En effet quatre jours auparavant, après que Binch Mac Loyal fût abandonné devant sa tasse de thé, ce dernier décida de suivre le chemin de fer vers le Nord, en direction de Jorney en laissant derrière lui l’Expert à la merci des charognards ; là il s’essaya dès le lendemain matin au métier de vendeur de poncho, l’un de ses rêves d’enfant et peut-être mettre fin à sa vie de malfrat. Mais Binch Mac Loyal était aussi bon bandit que bon vendeur, il fit fuir chacun des clients qu’il conseilla. Le propriétaire de l’échoppe, son employeur, le renvoya errer dans les rues de Jorney dès la fin de journée. Le cowboit comprit que le destin se jouait de lui alors il essayait de rendre cette courte expérience aussi fructueuse que possible, alors il se souvint avoir surpris entre son ex-employeur et un bedonnant badaud une discussion qu’il pourrait renouer avec son camarade Montgomery. Les deux hommes avaient évoqué l’existence d’un vieil homme grabataire qui possédait des chevaux dont les croupes majestueuses étaient convoitées par un grand nombre de gens aussi mal intentionnés que bienveillants. Le matin suivant Binch Mac Loyal retourna plein d’entrain à la boutique de ponchos pour cueillir plus d’informations sur ce monsieur alité, au grand dam du propriétaire qui inquiet de revoir ce cowboit sur le perron, consentit à répondre positivement à sa requête pour éviter une esclandre. Mais alors qu’il s’apprêtait à noter l’adresse du mourant sur un morceau de papier tiré de sa poche, Binch Mac Loyal attrapa son revolver et le pauvre informateur mourut l’instant d’après.

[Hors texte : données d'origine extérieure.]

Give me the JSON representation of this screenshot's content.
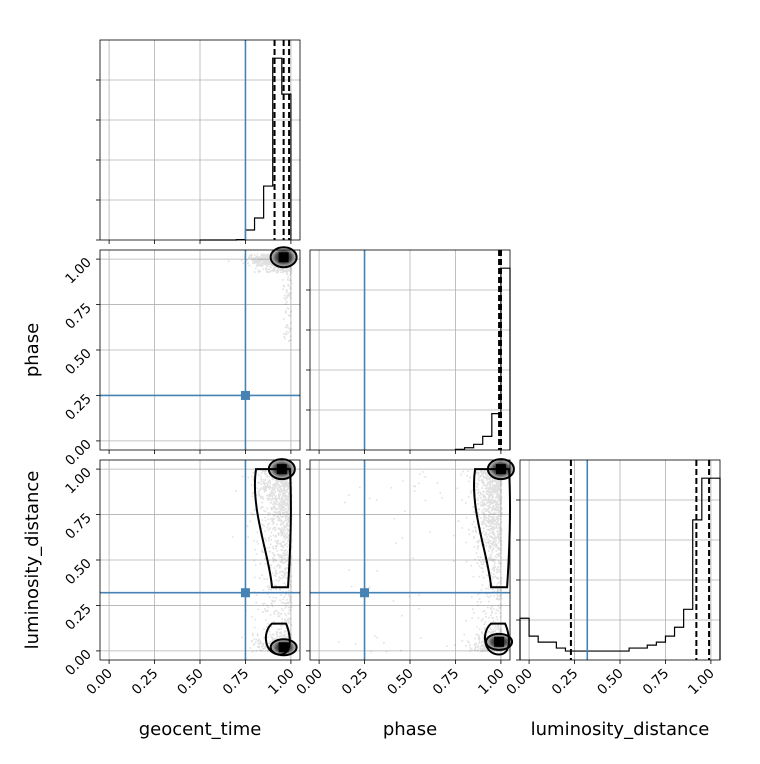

Montgomery ne put s’empêcher de descendre son verre d’une seule traite puis d’en recommander un autre. Boire : voilà ce à quoi l’imbécilité de son compagnon le poussait, or ceci fut la fois de trop, Montgomery ne pouvait plus ingurgiter autant d’alcool qu’à l’époque de leur rencontre et son corps ne supporterait pas plus longtemps la présence de ce satané Binch Mac Loyal, ce dernier était vraiment trop con. Sans dire un mot en se jurant de ne plus jamais boire une seule goutte d’alcool, le cowboit Montgomery abandonna derechef son compagnon en titubant maladroitement hors du saloon. Il espéra donc ne plus avoir à recroiser son chemin.

Un cas d’éthique survint parmi ses pensées agitées, tel qu’il ne pensa plus qu’à cela. Il devait tenir Binch Mac Loyal loin d’une arme à feu, des vies innocentes doivent être sauvées car la présence d’un pistolet à la ceinture de Binch Mac Loyal mettait en danger quiconque croisait sa route.

Pour cela Montgomery entreprit la construction d’un tout nouveau genre d’engin avec l’aide de quelques artisans, une magnifique bicyclette dont les roues carrées colleraient parfaitement au personnage. Montgomery fit livrer son présent à Binch Mac Loyal et ce dernier put de nouveau dévaler les collines de son enfance dans l’insouciance de sa simplicité, insensible à la douleur que causaient ses chutes répétitives. Montgomery partit seul vers un avenir qu’il voudrait grandiose par le train de quatre heures quarante dans lequel il espéra se trouver un nouvel acolyte.